At the boxing shows in London in the early Nineties there was no foam, no smeared chocolate and bras were kept on, but the action was still reported in intimate detail on the same pages as the freak fights. Great detail was given in the ringside reports in Amazons in Action and Aggressive Women; two titles that I decided not to search for. I was spooked by the fear the search would haunt me one day and also by the dread that somehow they still exist.

The live audiences at the fights had that sweaty look, they were what we called the Grubby-Mac brigade, dirty aficionados of the Amazons in Action circuit. Men that knew a good mud wrestler when they saw one. It was a struggle and that was boxing for women in Britain in 1990.

The real force from the start of the Eighties until the early Nineties was Sue Atkins. She used the ring name Catkins. She was a gardener from south London. She operated in a scene so mysterious, distant and murky at times that just about everybody in it has now vanished for good. Perhaps some of the organisers had their hearts in the right place, but their minds in the wrong place.
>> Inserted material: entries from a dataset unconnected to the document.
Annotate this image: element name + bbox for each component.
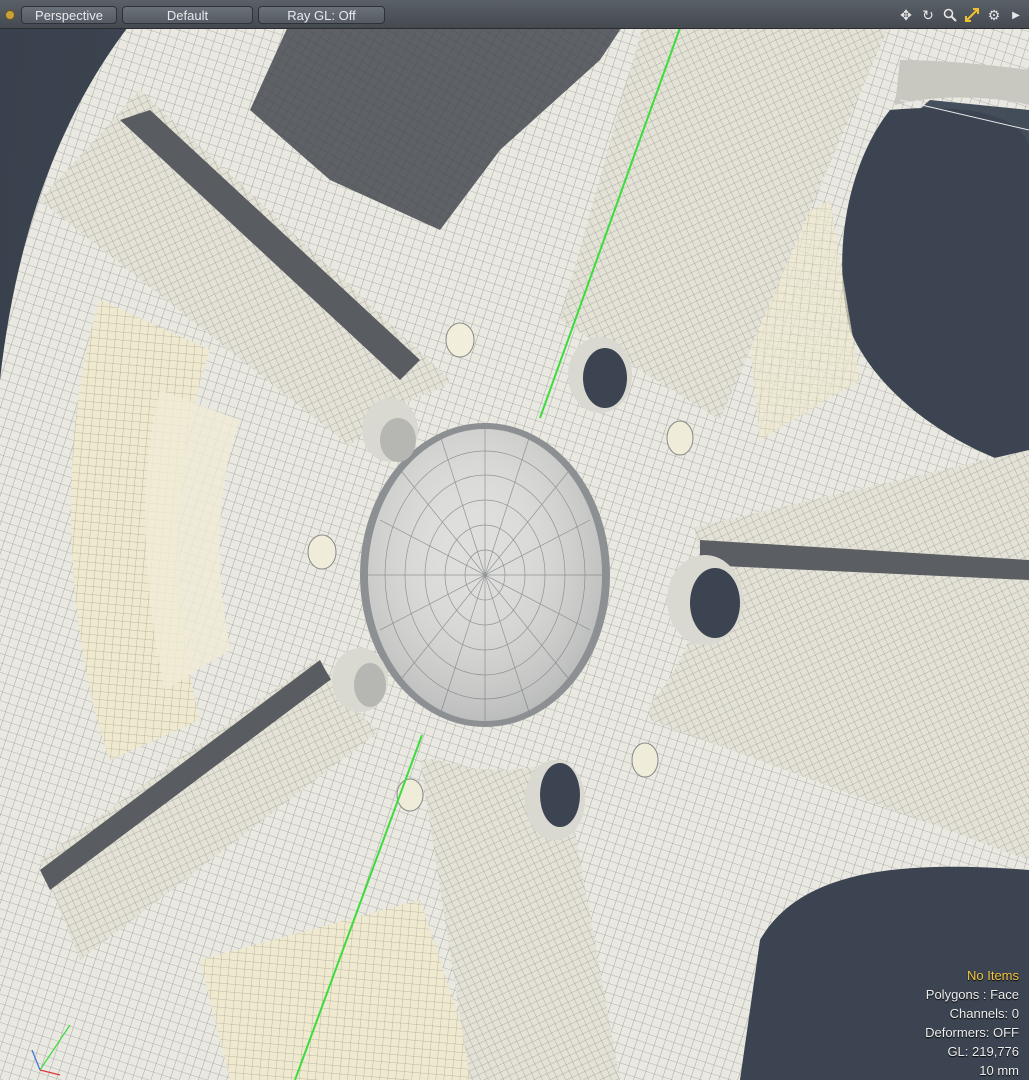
ray-gl-toggle[interactable]: Ray GL: Off	[258, 6, 385, 24]
gl-polycount: GL: 219,776	[947, 1044, 1019, 1059]
rotate-view-icon[interactable]: ↻	[919, 6, 937, 24]
polygons-mode: Polygons : Face	[925, 987, 1019, 1002]
viewport-status-dot[interactable]	[5, 10, 15, 20]
axis-gizmo-icon	[31, 1024, 71, 1076]
scene-info-overlay: No Items Polygons : Face Channels: 0 Def…	[925, 966, 1019, 1080]
deformers-status: Deformers: OFF	[925, 1025, 1019, 1040]
settings-icon[interactable]: ⚙	[985, 6, 1003, 24]
viewport-nav-icons: ✥ ↻ ⚙ ▶	[897, 6, 1025, 24]
3d-viewport[interactable]: Perspective Default Ray GL: Off ✥ ↻ ⚙ ▶ …	[0, 0, 1029, 1080]
shading-dropdown[interactable]: Default	[122, 6, 253, 24]
zoom-view-icon[interactable]	[941, 6, 959, 24]
grid-scale: 10 mm	[979, 1063, 1019, 1078]
viewport-toolbar: Perspective Default Ray GL: Off ✥ ↻ ⚙ ▶	[0, 0, 1029, 29]
move-view-icon[interactable]: ✥	[897, 6, 915, 24]
wheel-mesh[interactable]	[0, 0, 1029, 1080]
selection-status: No Items	[966, 968, 1019, 983]
fit-view-icon[interactable]	[963, 6, 981, 24]
expand-icon[interactable]: ▶	[1007, 6, 1025, 24]
channels-count: Channels: 0	[949, 1006, 1019, 1021]
view-mode-dropdown[interactable]: Perspective	[21, 6, 117, 24]
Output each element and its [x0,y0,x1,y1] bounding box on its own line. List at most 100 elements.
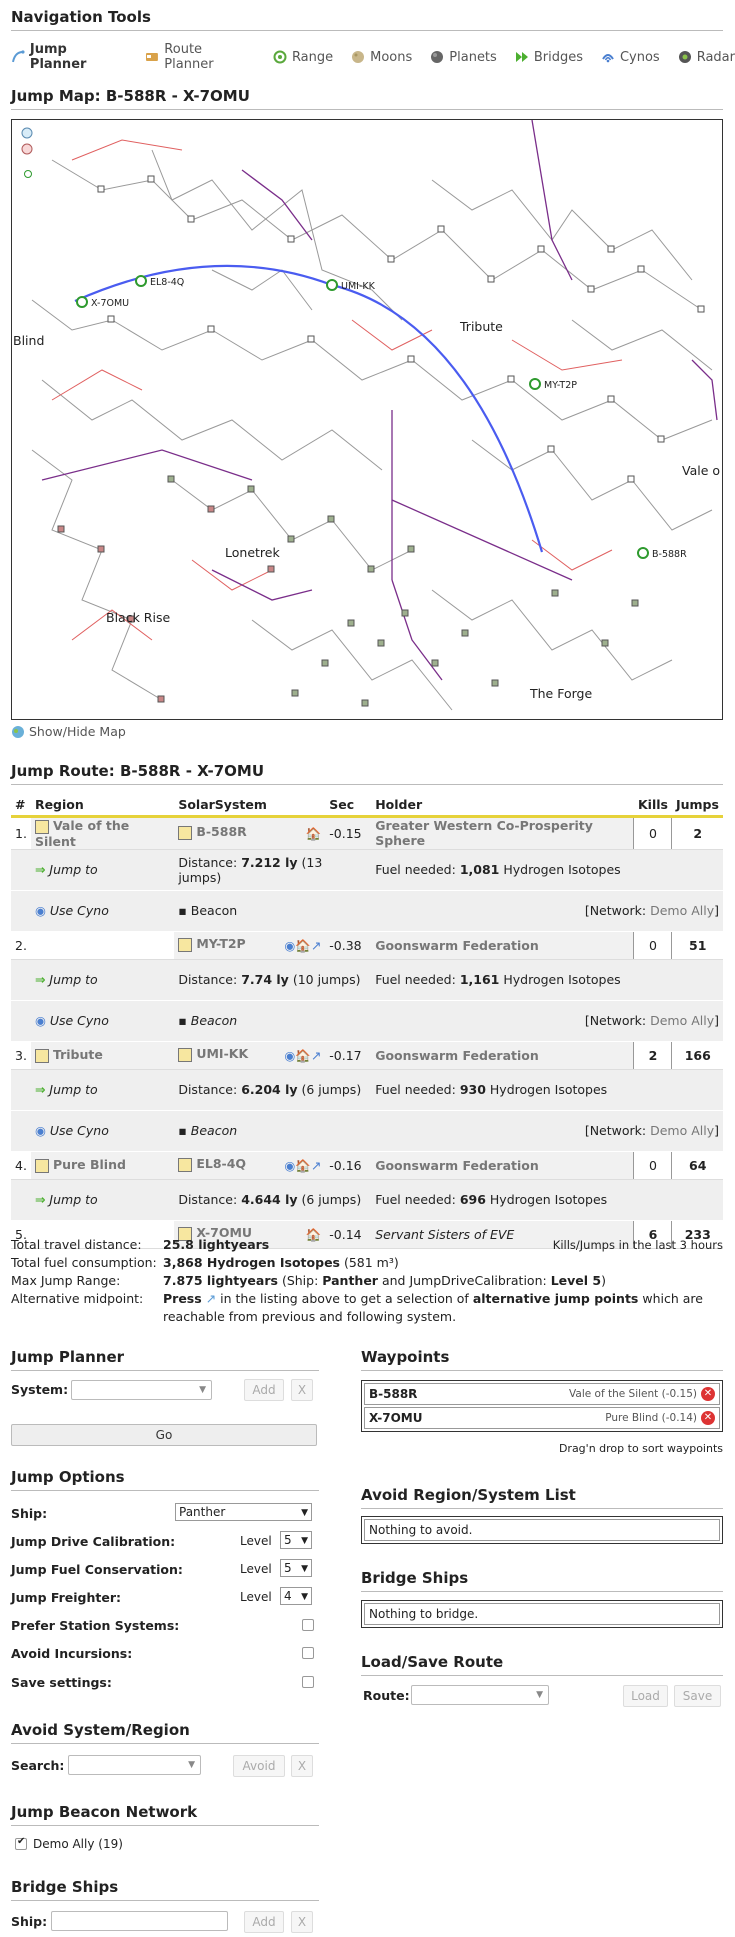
ship-select[interactable]: Panther ▼ [175,1503,312,1521]
row-holder[interactable]: Goonswarm Federation [375,1048,539,1063]
map-label-x7omu: X-7OMU [91,298,129,309]
row-num: 3. [11,1041,31,1070]
waypoints-title: Waypoints [361,1348,723,1371]
region-icon [34,1048,49,1063]
waypoint-item[interactable]: X-7OMU Pure Blind (-0.14) ✕ [364,1407,720,1429]
range-end: ) [601,1273,606,1288]
nav-jump-planner[interactable]: Jump Planner [11,42,127,72]
nav-bridges[interactable]: Bridges [515,42,583,72]
row-kills: 0 [633,931,672,960]
distance-label: Distance: [178,854,238,870]
route-row: 3. Tribute UMI-KK ◉🏠↗ -0.17 Goonswarm Fe… [11,1041,723,1070]
planner-add-button[interactable]: Add [244,1379,284,1401]
route-node-myt2p [529,378,541,390]
planet-icon [431,51,444,63]
distance-jumps: (6 jumps) [301,1192,362,1207]
ship-value: Panther [179,1505,226,1519]
route-table: # Region SolarSystem Sec Holder Kills Ju… [11,794,723,1249]
avoid-list-box: Nothing to avoid. [361,1516,723,1544]
fuel-value: 930 [459,1082,486,1097]
cyno-icon: ◉ [34,1123,46,1138]
beacon-net-item[interactable]: ✔ Demo Ally (19) [15,1836,123,1851]
save-settings-checkbox[interactable] [302,1676,314,1688]
bridge-add-button[interactable]: Add [244,1911,284,1933]
row-region[interactable]: Tribute [53,1047,103,1062]
remove-icon[interactable]: ✕ [701,1411,715,1425]
row-system[interactable]: B-588R [196,824,246,839]
chevron-down-icon: ▼ [301,1564,308,1574]
jfc-select[interactable]: 5 ▼ [280,1559,312,1577]
row-holder[interactable]: Goonswarm Federation [375,938,539,953]
cyno-row: ◉ Use Cyno ▪ Beacon [Network: Demo Ally] [11,1110,723,1152]
jdc-select[interactable]: 5 ▼ [280,1531,312,1549]
use-cyno-label: Use Cyno [49,1123,109,1138]
bridge-clear-button[interactable]: X [291,1911,313,1933]
beacon-net-checkbox[interactable]: ✔ [15,1836,27,1850]
avoid-search-label: Search: [11,1758,65,1773]
prefer-checkbox[interactable] [302,1619,314,1631]
planner-system-input[interactable]: ▼ [71,1380,212,1400]
row-system[interactable]: MY-T2P [196,936,245,951]
avoid-search-input[interactable]: ▼ [68,1755,201,1775]
col-region: Region [30,794,175,818]
row-region[interactable]: Pure Blind [53,1157,126,1172]
row-system[interactable]: UMI-KK [196,1046,248,1061]
network-value[interactable]: Demo Ally [650,1013,714,1028]
remove-icon[interactable]: ✕ [701,1387,715,1401]
avoid-clear-button[interactable]: X [291,1755,313,1777]
load-button[interactable]: Load [623,1685,668,1707]
chevron-down-icon: ▼ [301,1536,308,1546]
network-value[interactable]: Demo Ally [650,903,714,918]
map-title: Jump Map: B-588R - X-7OMU [11,87,723,110]
cyno-station-jump-icons: ◉🏠↗ [284,938,322,953]
travel-value: 25.8 lightyears [163,1237,270,1252]
jf-select[interactable]: 4 ▼ [280,1587,312,1605]
route-row: 1. Vale of the Silent B-588R 🏠 -0.15 Gre… [11,816,723,850]
use-cyno-label: Use Cyno [49,903,109,918]
distance-label: Distance: [178,1082,238,1097]
nav-route-planner[interactable]: Route Planner [145,42,255,72]
save-button[interactable]: Save [674,1685,721,1707]
row-holder[interactable]: Goonswarm Federation [375,1158,539,1173]
avoid-button[interactable]: Avoid [233,1755,285,1777]
range-value: 7.875 lightyears [163,1273,278,1288]
row-region[interactable]: Vale of the Silent [35,818,129,849]
go-button[interactable]: Go [11,1424,317,1446]
system-icon [178,937,193,952]
network-label: [Network: [584,1123,647,1138]
bridge-ship-input[interactable] [51,1911,228,1931]
alt-label: Alternative midpoint: [11,1291,144,1306]
range-level: Level 5 [550,1273,602,1288]
nav-title: Navigation Tools [11,8,723,31]
nav-label: Moons [370,49,413,65]
row-system[interactable]: EL8-4Q [196,1156,246,1171]
nav-moons[interactable]: Moons [351,42,412,72]
nav-label: Jump Planner [29,42,87,72]
nav-cynos[interactable]: Cynos [601,42,660,72]
jfc-value: 5 [284,1561,292,1575]
distance-value: 4.644 ly [241,1192,298,1207]
network-value[interactable]: Demo Ally [650,1123,714,1138]
use-cyno-label: Use Cyno [49,1013,109,1028]
fuel-volume: (581 m³) [343,1255,399,1270]
region-icon [34,1158,49,1173]
row-sec: -0.15 [325,816,372,850]
map-region-black-rise: Black Rise [106,610,170,625]
planner-clear-button[interactable]: X [291,1379,313,1401]
nav-radar[interactable]: Radar [678,42,735,72]
route-select[interactable]: ▼ [411,1685,549,1705]
waypoint-item[interactable]: B-588R Vale of the Silent (-0.15) ✕ [364,1383,720,1405]
map-canvas[interactable]: X-7OMU EL8-4Q UMI-KK MY-T2P B-588R Blind… [12,120,723,720]
reset-icon [24,170,32,178]
incursions-checkbox[interactable] [302,1647,314,1659]
nav-range[interactable]: Range [273,42,333,72]
show-hide-map[interactable]: Show/Hide Map [11,724,126,739]
map-toggle-icon [12,725,24,738]
jump-map[interactable]: X-7OMU EL8-4Q UMI-KK MY-T2P B-588R Blind… [11,119,723,720]
row-holder[interactable]: Greater Western Co-Prosperity Sphere [375,818,593,848]
route-title: Jump Route: B-588R - X-7OMU [11,762,723,785]
route-row: 4. Pure Blind EL8-4Q ◉🏠↗ -0.16 Goonswarm… [11,1151,723,1180]
nav-planets[interactable]: Planets [430,42,497,72]
avoid-list-title: Avoid Region/System List [361,1486,723,1509]
jump-row: ⇒ Jump to Distance: 4.644 ly (6 jumps) F… [11,1179,723,1221]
Atkins was part of a women’s self-defence class in Earls Court in a decrepit building in the early Eighties. An old army fighter started to introduce some boxing sessions; Atkins was soon looking for a fight. It was about 1986 or 1987 when Atkins made her debut at a hotel in Watford on a show put on by a German company; all the German women on the bill fought topless – it was not their first time. Atkins refused to fight topless, but her opponent was topless. Atkins won very quickly. The German woman was called Karen Hech. It’s hard to invent this stuff, trust me. I think you can guess what the crowd looked like. Still, it was how pioneers start, they battle extremes, they conquer barriers, they bury myths, they often have to do things they don’t want to do. Atkins remains the greatest British female boxing pioneer.
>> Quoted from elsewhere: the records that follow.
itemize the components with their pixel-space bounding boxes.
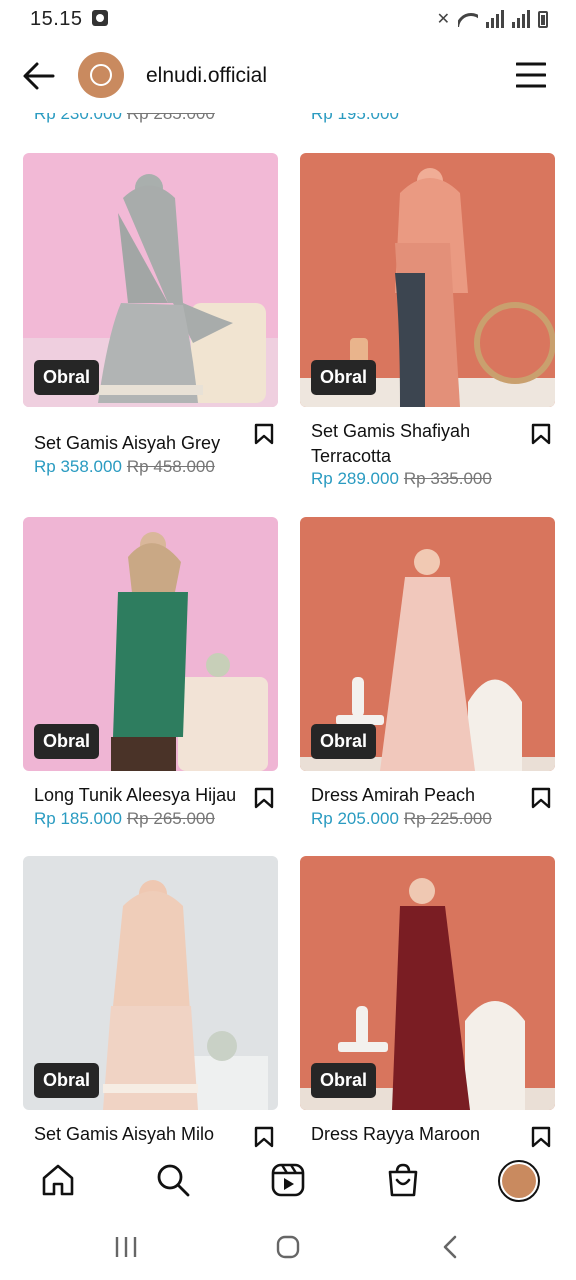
sale-price: Rp 358.000 <box>34 457 122 476</box>
profile-header: elnudi.official <box>0 44 576 108</box>
signal-icon-2 <box>512 10 530 28</box>
bookmark-icon[interactable] <box>254 423 274 445</box>
product-image[interactable]: Obral <box>23 856 278 1110</box>
product-price: Rp 205.000 Rp 225.000 <box>311 809 492 829</box>
product-image[interactable]: Obral <box>300 517 555 771</box>
product-price: Rp 289.000 Rp 335.000 <box>311 469 492 489</box>
product-title[interactable]: Set Gamis Shafiyah Terracotta <box>311 419 516 469</box>
bookmark-icon[interactable] <box>254 1126 274 1148</box>
bookmark-icon[interactable] <box>531 1126 551 1148</box>
sale-badge: Obral <box>34 360 100 395</box>
search-icon[interactable] <box>155 1162 191 1198</box>
product-image[interactable]: Obral <box>300 856 555 1110</box>
recent-apps-icon[interactable] <box>113 1234 139 1260</box>
home-button-icon[interactable] <box>275 1234 301 1260</box>
wifi-icon <box>458 11 478 27</box>
sale-badge: Obral <box>34 724 100 759</box>
bookmark-icon[interactable] <box>531 787 551 809</box>
mute-icon: ✕ <box>436 11 450 28</box>
reels-icon[interactable] <box>270 1162 306 1198</box>
original-price: Rp 225.000 <box>403 809 492 828</box>
status-time: 15.15 <box>30 8 83 30</box>
status-bar: 15.15 ✕ <box>0 0 576 40</box>
sale-badge: Obral <box>34 1063 100 1098</box>
system-back-icon[interactable] <box>438 1234 464 1260</box>
menu-icon[interactable] <box>516 62 546 88</box>
signal-icon <box>486 10 504 28</box>
system-navigation <box>0 1216 576 1280</box>
sale-price: Rp 185.000 <box>34 809 122 828</box>
bottom-navigation <box>0 1150 576 1216</box>
product-title[interactable]: Set Gamis Aisyah Grey <box>34 431 239 456</box>
original-price: Rp 458.000 <box>126 457 215 476</box>
product-image[interactable]: Obral <box>23 517 278 771</box>
shop-icon[interactable] <box>385 1162 421 1198</box>
sale-price: Rp 205.000 <box>311 809 399 828</box>
original-price: Rp 265.000 <box>126 809 215 828</box>
home-icon[interactable] <box>40 1162 76 1198</box>
sale-badge: Obral <box>311 360 377 395</box>
status-indicators: ✕ <box>437 8 548 30</box>
sale-price: Rp 289.000 <box>311 469 399 488</box>
profile-username[interactable]: elnudi.official <box>146 64 267 88</box>
bookmark-icon[interactable] <box>254 787 274 809</box>
product-price: Rp 358.000 Rp 458.000 <box>34 457 215 477</box>
product-image[interactable]: Obral <box>300 153 555 407</box>
original-price: Rp 335.000 <box>403 469 492 488</box>
sale-badge: Obral <box>311 1063 377 1098</box>
product-title[interactable]: Set Gamis Aisyah Milo <box>34 1122 239 1147</box>
product-title[interactable]: Dress Rayya Maroon <box>311 1122 516 1147</box>
product-grid: Rp 230.000 Rp 285.000 Rp 195.000 Obral Se… <box>0 100 576 1150</box>
product-price: Rp 185.000 Rp 265.000 <box>34 809 215 829</box>
back-arrow-icon[interactable] <box>22 60 56 92</box>
sale-badge: Obral <box>311 724 377 759</box>
battery-icon <box>538 10 548 28</box>
product-title[interactable]: Long Tunik Aleesya Hijau <box>34 783 249 808</box>
profile-nav-avatar[interactable] <box>498 1160 540 1202</box>
profile-avatar[interactable] <box>78 52 124 98</box>
product-image[interactable]: Obral <box>23 153 278 407</box>
bookmark-icon[interactable] <box>531 423 551 445</box>
notification-app-icon <box>92 10 108 26</box>
product-title[interactable]: Dress Amirah Peach <box>311 783 516 808</box>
Atkins founded the British Ladies Boxing Association and in 1992 she was putting on shows. In 1993 Gogarty fought on one of the BLBA shows at a pub called the Foresters Arms in Tooting, south London. Atkins wanted to be respected, recognised, but her pure boxing ideas never had a chance. The full report of the Tooting show was in Amazons in Action. It is said that none of the women boxing on the show knew they were going to be in a soft porn magazine, nobody gave permission. However, one of the BLBA boxers appears elsewhere in topless fights. This was a borderline business, make no mistake, and, make no judgement.  

It was also filmed by a company called Festelle Video and their brochure had the Atkins show in Tooting advertised as FV 103; there was also FV101, Sabine in London. She was a ‘mean wrestler from Austria clad only in a tiny thong.’ And FV102 was a five-fight card called Topless Tournament. There were, so it says, some ‘superb close ups.’ That is where Gogarty and Atkins ended up that April, part of a seedy world: Sabine, thongs and the BLBA.

Gogarty did make it to Las Vegas, she fought 23 recorded times, I saw her lose to Christy Martin on a Mike Tyson undercard in 1996, Atkins faded from the scene, back to gardens and obscurity. The Missy Junior Boxing Gloves is a bad dream, but it also happened. Women win gold medals now, make millions boxing. It is sport, Gogarty was right, but it was hard to tell at times back then.